When he was diagnosed with PDD-NOS (Pervasive Development Disorder, Not Otherwise Specified) we did not know what the outcome would be. When he was 2, we didn’t know if he would ever live on his own or even go to typical school.
Yet, because of the caring, loving hands of his therapists and teachers, he progressed greatly. We were the lucky ones.
Many of his classmates in pre-school had feeding tubes or no language or other life-threatening or life-stealing permanent issues to deal with, and only tiny increments of improvement.
There were many children whose parents had abandoned them, and they were part of foster families. Or some children for whom the only decent care they received during the day was at therapy.
And some who not only had a disability but abject poverty at home.
Our horizons were broadened and we learned just how lucky our son is.
Today, our son is a typical Millennial.
Neither he nor we forget how he got there.

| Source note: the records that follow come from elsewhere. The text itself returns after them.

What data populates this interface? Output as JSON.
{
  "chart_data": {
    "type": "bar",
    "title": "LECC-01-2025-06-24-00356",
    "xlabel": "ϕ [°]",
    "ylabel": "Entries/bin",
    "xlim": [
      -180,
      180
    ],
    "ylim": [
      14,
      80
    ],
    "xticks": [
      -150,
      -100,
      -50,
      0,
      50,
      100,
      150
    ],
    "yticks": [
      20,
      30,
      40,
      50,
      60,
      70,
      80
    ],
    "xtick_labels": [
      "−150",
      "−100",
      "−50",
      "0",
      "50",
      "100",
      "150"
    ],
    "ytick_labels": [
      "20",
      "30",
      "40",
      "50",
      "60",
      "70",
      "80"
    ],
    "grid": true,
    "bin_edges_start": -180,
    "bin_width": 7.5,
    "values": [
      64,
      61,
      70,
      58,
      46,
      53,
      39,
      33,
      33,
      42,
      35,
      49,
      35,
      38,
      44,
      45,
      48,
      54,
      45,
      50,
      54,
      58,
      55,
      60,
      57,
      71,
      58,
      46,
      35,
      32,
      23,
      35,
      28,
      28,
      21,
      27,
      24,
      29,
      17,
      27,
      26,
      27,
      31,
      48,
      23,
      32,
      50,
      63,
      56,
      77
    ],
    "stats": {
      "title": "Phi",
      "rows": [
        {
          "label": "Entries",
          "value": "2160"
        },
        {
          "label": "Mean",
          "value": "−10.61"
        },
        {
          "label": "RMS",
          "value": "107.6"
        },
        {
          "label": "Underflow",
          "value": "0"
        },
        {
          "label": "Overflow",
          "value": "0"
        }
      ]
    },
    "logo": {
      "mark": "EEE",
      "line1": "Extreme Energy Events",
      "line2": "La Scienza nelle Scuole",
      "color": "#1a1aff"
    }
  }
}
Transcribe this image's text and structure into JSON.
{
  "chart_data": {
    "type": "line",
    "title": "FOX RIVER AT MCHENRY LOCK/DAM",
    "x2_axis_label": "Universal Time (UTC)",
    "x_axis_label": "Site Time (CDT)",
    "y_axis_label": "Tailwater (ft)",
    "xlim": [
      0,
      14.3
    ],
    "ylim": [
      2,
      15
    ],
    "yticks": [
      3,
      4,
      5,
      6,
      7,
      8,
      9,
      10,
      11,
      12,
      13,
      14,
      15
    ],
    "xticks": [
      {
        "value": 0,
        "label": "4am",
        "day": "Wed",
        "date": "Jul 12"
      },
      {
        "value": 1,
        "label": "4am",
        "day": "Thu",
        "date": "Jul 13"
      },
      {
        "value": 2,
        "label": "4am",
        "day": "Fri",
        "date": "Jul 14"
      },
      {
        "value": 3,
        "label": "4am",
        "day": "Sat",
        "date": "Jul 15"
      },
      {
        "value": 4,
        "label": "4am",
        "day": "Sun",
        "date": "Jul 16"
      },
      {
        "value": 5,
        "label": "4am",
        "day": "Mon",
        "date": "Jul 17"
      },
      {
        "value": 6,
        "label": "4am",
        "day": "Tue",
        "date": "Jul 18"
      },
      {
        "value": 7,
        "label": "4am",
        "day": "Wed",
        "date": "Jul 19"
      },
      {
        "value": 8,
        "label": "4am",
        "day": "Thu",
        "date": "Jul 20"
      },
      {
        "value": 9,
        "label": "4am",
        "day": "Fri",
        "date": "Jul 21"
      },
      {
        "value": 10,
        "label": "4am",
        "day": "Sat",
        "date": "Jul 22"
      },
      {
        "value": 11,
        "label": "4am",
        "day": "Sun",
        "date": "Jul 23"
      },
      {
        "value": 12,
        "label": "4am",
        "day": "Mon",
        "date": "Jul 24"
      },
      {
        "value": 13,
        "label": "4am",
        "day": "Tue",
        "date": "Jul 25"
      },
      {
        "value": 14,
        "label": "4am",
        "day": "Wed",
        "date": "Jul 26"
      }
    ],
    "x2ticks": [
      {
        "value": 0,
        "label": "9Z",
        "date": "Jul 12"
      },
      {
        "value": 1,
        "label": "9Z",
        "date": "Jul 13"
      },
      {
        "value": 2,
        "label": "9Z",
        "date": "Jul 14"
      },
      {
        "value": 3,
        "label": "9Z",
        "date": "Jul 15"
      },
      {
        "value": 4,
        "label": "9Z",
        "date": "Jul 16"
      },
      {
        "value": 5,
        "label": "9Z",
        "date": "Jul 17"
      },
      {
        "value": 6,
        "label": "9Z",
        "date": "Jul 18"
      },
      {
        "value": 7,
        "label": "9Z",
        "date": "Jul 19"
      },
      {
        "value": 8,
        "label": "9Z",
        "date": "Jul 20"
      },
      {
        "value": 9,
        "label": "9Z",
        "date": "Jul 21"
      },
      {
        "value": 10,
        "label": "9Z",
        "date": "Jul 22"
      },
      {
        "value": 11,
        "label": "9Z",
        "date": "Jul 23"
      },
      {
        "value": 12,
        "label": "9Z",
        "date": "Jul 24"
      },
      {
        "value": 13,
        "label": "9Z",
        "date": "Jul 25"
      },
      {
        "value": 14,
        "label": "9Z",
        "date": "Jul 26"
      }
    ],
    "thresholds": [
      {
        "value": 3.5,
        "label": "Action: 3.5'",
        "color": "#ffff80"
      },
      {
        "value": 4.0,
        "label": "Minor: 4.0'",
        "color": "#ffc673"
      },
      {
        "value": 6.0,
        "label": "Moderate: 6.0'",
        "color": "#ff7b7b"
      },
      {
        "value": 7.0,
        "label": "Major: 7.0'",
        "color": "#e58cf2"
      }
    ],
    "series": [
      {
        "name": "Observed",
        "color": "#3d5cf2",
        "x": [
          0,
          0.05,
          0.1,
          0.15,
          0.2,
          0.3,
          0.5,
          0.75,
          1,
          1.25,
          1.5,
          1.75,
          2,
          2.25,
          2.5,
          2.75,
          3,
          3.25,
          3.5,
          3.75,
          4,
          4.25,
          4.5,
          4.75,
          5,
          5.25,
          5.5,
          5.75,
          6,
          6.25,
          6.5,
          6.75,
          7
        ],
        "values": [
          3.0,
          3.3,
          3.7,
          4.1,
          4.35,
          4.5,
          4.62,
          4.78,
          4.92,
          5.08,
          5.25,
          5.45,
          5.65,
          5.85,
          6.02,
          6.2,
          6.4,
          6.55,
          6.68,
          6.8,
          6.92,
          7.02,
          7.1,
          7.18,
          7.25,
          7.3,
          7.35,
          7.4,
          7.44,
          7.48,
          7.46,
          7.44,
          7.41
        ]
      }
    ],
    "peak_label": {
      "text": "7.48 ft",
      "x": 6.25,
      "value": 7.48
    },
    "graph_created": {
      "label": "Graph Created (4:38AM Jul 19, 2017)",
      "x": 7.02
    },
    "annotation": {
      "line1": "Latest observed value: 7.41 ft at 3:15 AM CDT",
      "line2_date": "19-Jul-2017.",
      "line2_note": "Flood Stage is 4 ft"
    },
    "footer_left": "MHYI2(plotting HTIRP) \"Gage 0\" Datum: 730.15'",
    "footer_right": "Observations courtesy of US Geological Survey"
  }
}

If you know someone who has a child with any symptoms of an autism spectrum disorder, get the child tested. Most parents know if something is not right with a child, but are simply too afraid to confront the truth. Early intervention can unlock potential you didn’t realize was there.
If you know of a parent who is too frightened about what issues a child may confront, feel free to share this with them.
Encourage them to contact a local agency or university.